I can’t help but goggle at her. “What?”
The shadowdancer grabs me roughly by the arm and starts to lead me down a side passage. “I feel like I’m dreaming,” she mutters. “Or having a night terror.”
“Where is Deliah? And Bell?”
“They are fine,” Xela replies, glancing around a corner. “Or as fine as a crazy red warrior and a maudlin drunk can expect to be.”
“Why didn’t you come after me?”
Xela gives me a look that makes me wish I could bite back what I just said. “Why didn’t you come find us? We thought you were dead at first. And then Fen caught your scent in the grasslands –”
“Wait, Fen Poria?”
“Yes, she’s with us now. She tracked you to Zim, but then lost your trail in the city . . . we’ve been tearing the place apart but it’s like you’d vanished without a ripple. And you were here the whole time?” She throws out her arms in exasperation to indicate the manse.

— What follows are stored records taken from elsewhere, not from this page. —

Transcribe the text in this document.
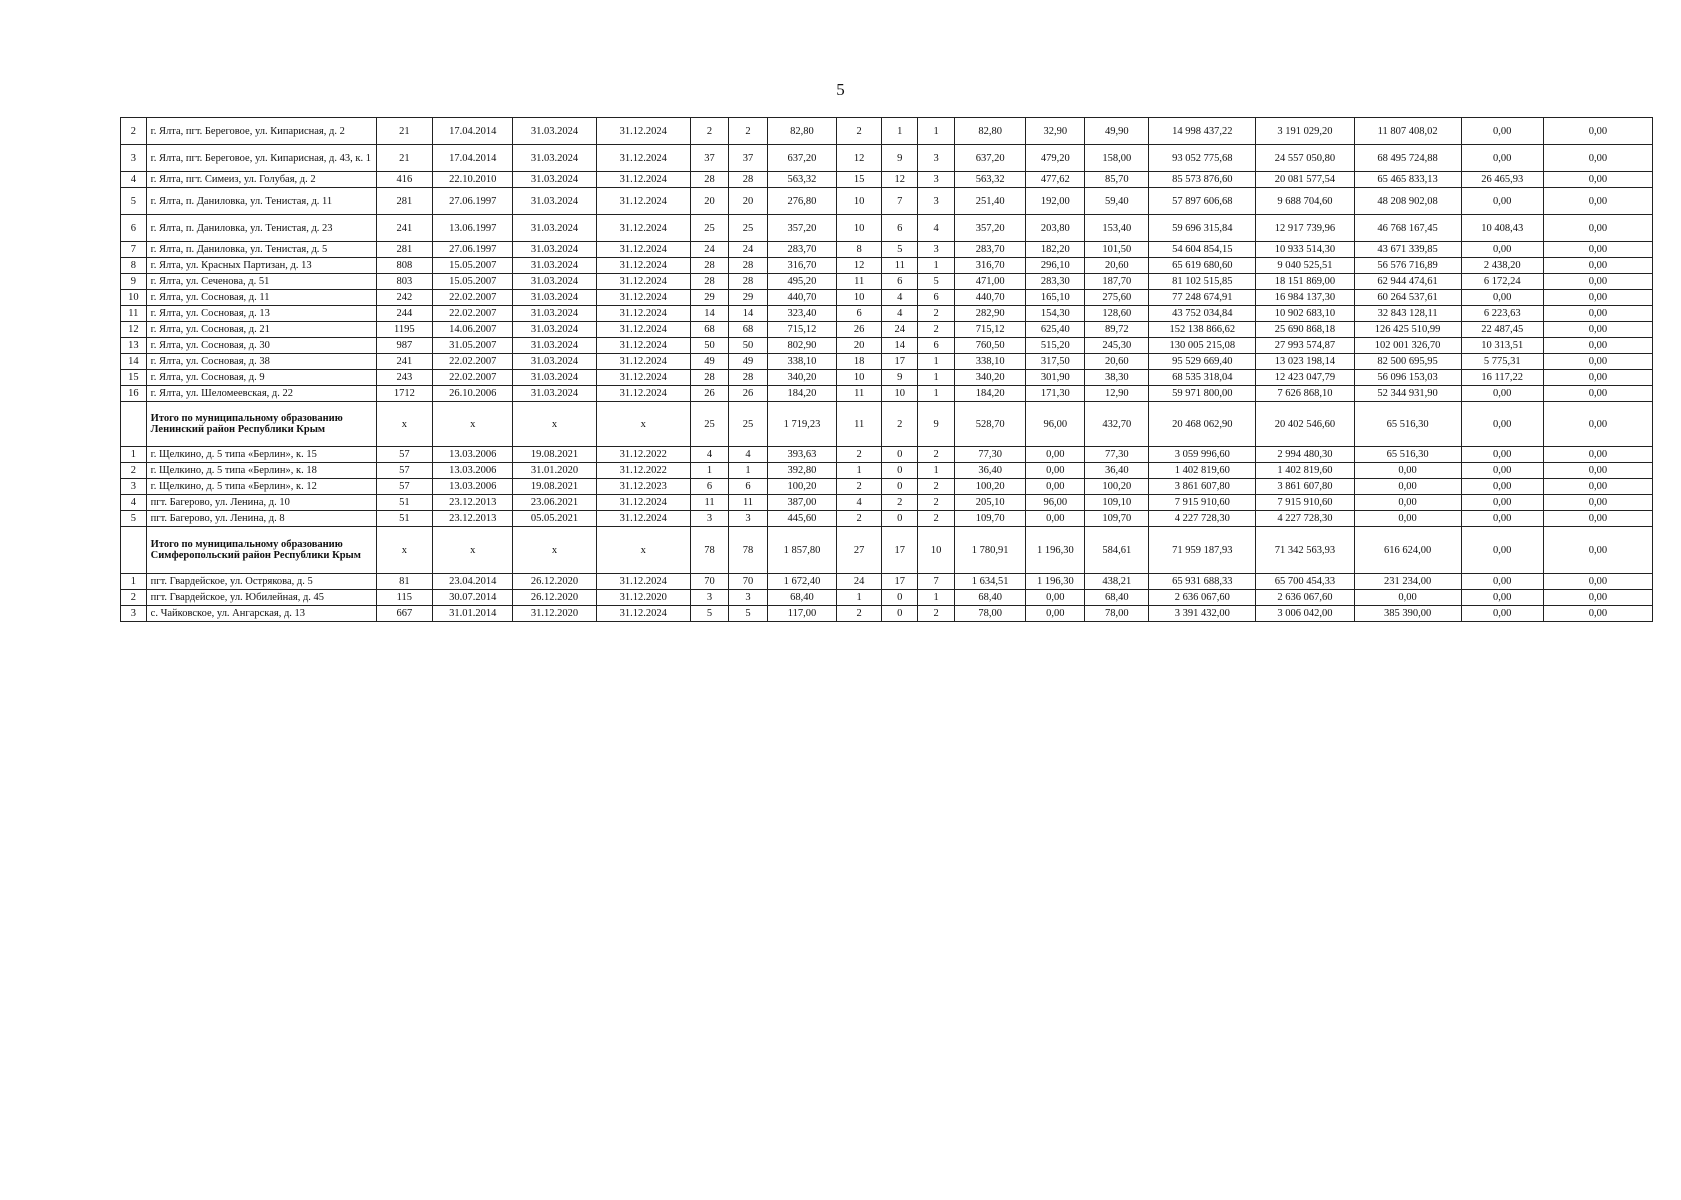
5
2	г. Ялта, пгт. Береговое, ул. Кипарисная, д. 2	21	17.04.2014	31.03.2024	31.12.2024	2	2	82,80	2	1	1	82,80	32,90	49,90	14 998 437,22	3 191 029,20	11 807 408,02	0,00	0,00
3	г. Ялта, пгт. Береговое, ул. Кипарисная, д. 43, к. 1	21	17.04.2014	31.03.2024	31.12.2024	37	37	637,20	12	9	3	637,20	479,20	158,00	93 052 775,68	24 557 050,80	68 495 724,88	0,00	0,00
4	г. Ялта, пгт. Симеиз, ул. Голубая, д. 2	416	22.10.2010	31.03.2024	31.12.2024	28	28	563,32	15	12	3	563,32	477,62	85,70	85 573 876,60	20 081 577,54	65 465 833,13	26 465,93	0,00
5	г. Ялта, п. Даниловка, ул. Тенистая, д. 11	281	27.06.1997	31.03.2024	31.12.2024	20	20	276,80	10	7	3	251,40	192,00	59,40	57 897 606,68	9 688 704,60	48 208 902,08	0,00	0,00
6	г. Ялта, п. Даниловка, ул. Тенистая, д. 23	241	13.06.1997	31.03.2024	31.12.2024	25	25	357,20	10	6	4	357,20	203,80	153,40	59 696 315,84	12 917 739,96	46 768 167,45	10 408,43	0,00
7	г. Ялта, п. Даниловка, ул. Тенистая, д. 5	281	27.06.1997	31.03.2024	31.12.2024	24	24	283,70	8	5	3	283,70	182,20	101,50	54 604 854,15	10 933 514,30	43 671 339,85	0,00	0,00
8	г. Ялта, ул. Красных Партизан, д. 13	808	15.05.2007	31.03.2024	31.12.2024	28	28	316,70	12	11	1	316,70	296,10	20,60	65 619 680,60	9 040 525,51	56 576 716,89	2 438,20	0,00
9	г. Ялта, ул. Сеченова, д. 51	803	15.05.2007	31.03.2024	31.12.2024	28	28	495,20	11	6	5	471,00	283,30	187,70	81 102 515,85	18 151 869,00	62 944 474,61	6 172,24	0,00
10	г. Ялта, ул. Сосновая, д. 11	242	22.02.2007	31.03.2024	31.12.2024	29	29	440,70	10	4	6	440,70	165,10	275,60	77 248 674,91	16 984 137,30	60 264 537,61	0,00	0,00
11	г. Ялта, ул. Сосновая, д. 13	244	22.02.2007	31.03.2024	31.12.2024	14	14	323,40	6	4	2	282,90	154,30	128,60	43 752 034,84	10 902 683,10	32 843 128,11	6 223,63	0,00
12	г. Ялта, ул. Сосновая, д. 21	1195	14.06.2007	31.03.2024	31.12.2024	68	68	715,12	26	24	2	715,12	625,40	89,72	152 138 866,62	25 690 868,18	126 425 510,99	22 487,45	0,00
13	г. Ялта, ул. Сосновая, д. 30	987	31.05.2007	31.03.2024	31.12.2024	50	50	802,90	20	14	6	760,50	515,20	245,30	130 005 215,08	27 993 574,87	102 001 326,70	10 313,51	0,00
14	г. Ялта, ул. Сосновая, д. 38	241	22.02.2007	31.03.2024	31.12.2024	49	49	338,10	18	17	1	338,10	317,50	20,60	95 529 669,40	13 023 198,14	82 500 695,95	5 775,31	0,00
15	г. Ялта, ул. Сосновая, д. 9	243	22.02.2007	31.03.2024	31.12.2024	28	28	340,20	10	9	1	340,20	301,90	38,30	68 535 318,04	12 423 047,79	56 096 153,03	16 117,22	0,00
16	г. Ялта, ул. Шеломеевская, д. 22	1712	26.10.2006	31.03.2024	31.12.2024	26	26	184,20	11	10	1	184,20	171,30	12,90	59 971 800,00	7 626 868,10	52 344 931,90	0,00	0,00
	Итого по муниципальному образованию Ленинский район Республики Крым	x	x	x	x	25	25	1 719,23	11	2	9	528,70	96,00	432,70	20 468 062,90	20 402 546,60	65 516,30	0,00	0,00
1	г. Щелкино, д. 5 типа «Берлин», к. 15	57	13.03.2006	19.08.2021	31.12.2022	4	4	393,63	2	0	2	77,30	0,00	77,30	3 059 996,60	2 994 480,30	65 516,30	0,00	0,00
2	г. Щелкино, д. 5 типа «Берлин», к. 18	57	13.03.2006	31.01.2020	31.12.2022	1	1	392,80	1	0	1	36,40	0,00	36,40	1 402 819,60	1 402 819,60	0,00	0,00	0,00
3	г. Щелкино, д. 5 типа «Берлин», к. 12	57	13.03.2006	19.08.2021	31.12.2023	6	6	100,20	2	0	2	100,20	0,00	100,20	3 861 607,80	3 861 607,80	0,00	0,00	0,00
4	пгт. Багерово, ул. Ленина, д. 10	51	23.12.2013	23.06.2021	31.12.2024	11	11	387,00	4	2	2	205,10	96,00	109,10	7 915 910,60	7 915 910,60	0,00	0,00	0,00
5	пгт. Багерово, ул. Ленина, д. 8	51	23.12.2013	05.05.2021	31.12.2024	3	3	445,60	2	0	2	109,70	0,00	109,70	4 227 728,30	4 227 728,30	0,00	0,00	0,00
	Итого по муниципальному образованию Симферопольский район Республики Крым	x	x	x	x	78	78	1 857,80	27	17	10	1 780,91	1 196,30	584,61	71 959 187,93	71 342 563,93	616 624,00	0,00	0,00
1	пгт. Гвардейское, ул. Острякова, д. 5	81	23.04.2014	26.12.2020	31.12.2024	70	70	1 672,40	24	17	7	1 634,51	1 196,30	438,21	65 931 688,33	65 700 454,33	231 234,00	0,00	0,00
2	пгт. Гвардейское, ул. Юбилейная, д. 45	115	30.07.2014	26.12.2020	31.12.2020	3	3	68,40	1	0	1	68,40	0,00	68,40	2 636 067,60	2 636 067,60	0,00	0,00	0,00
3	с. Чайковское, ул. Ангарская, д. 13	667	31.01.2014	31.12.2020	31.12.2024	5	5	117,00	2	0	2	78,00	0,00	78,00	3 391 432,00	3 006 042,00	385 390,00	0,00	0,00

“Not the whole time. I was a mucker -”
“A mucker? The ones who go into the sewers?” Her beautiful almond eyes – so much like her mother’s, I now realize – widen again. “Wait, were you the one who saved my cousin’s life?”
“Ah, yes.”
Xela has to put an arm out to steady herself, nearly knocking over a porcelain vase. “I just heard . . . it’s why I came back here. I’d been steeling myself for a fight to shake this old place to its foundations, and then I saw you . . .” She passes a shaking hand across her face. Then she shoves me hard in the chest. “But how could you abandon us like that?”
I point to my ankle, and she gasps. “You’re wearing a circle? You’re a slave?”
“I was found by slavers after I tumbled off the cliff. They said by the laws of Zim I owed a life debt to them.”
She looks stricken for a moment, and then her surprise and horror melt away, replaced by anger. “How dare they?” she mutters. “How dare my mother?” She glances murderously back in the direction that leads to Auxilia’s chambers.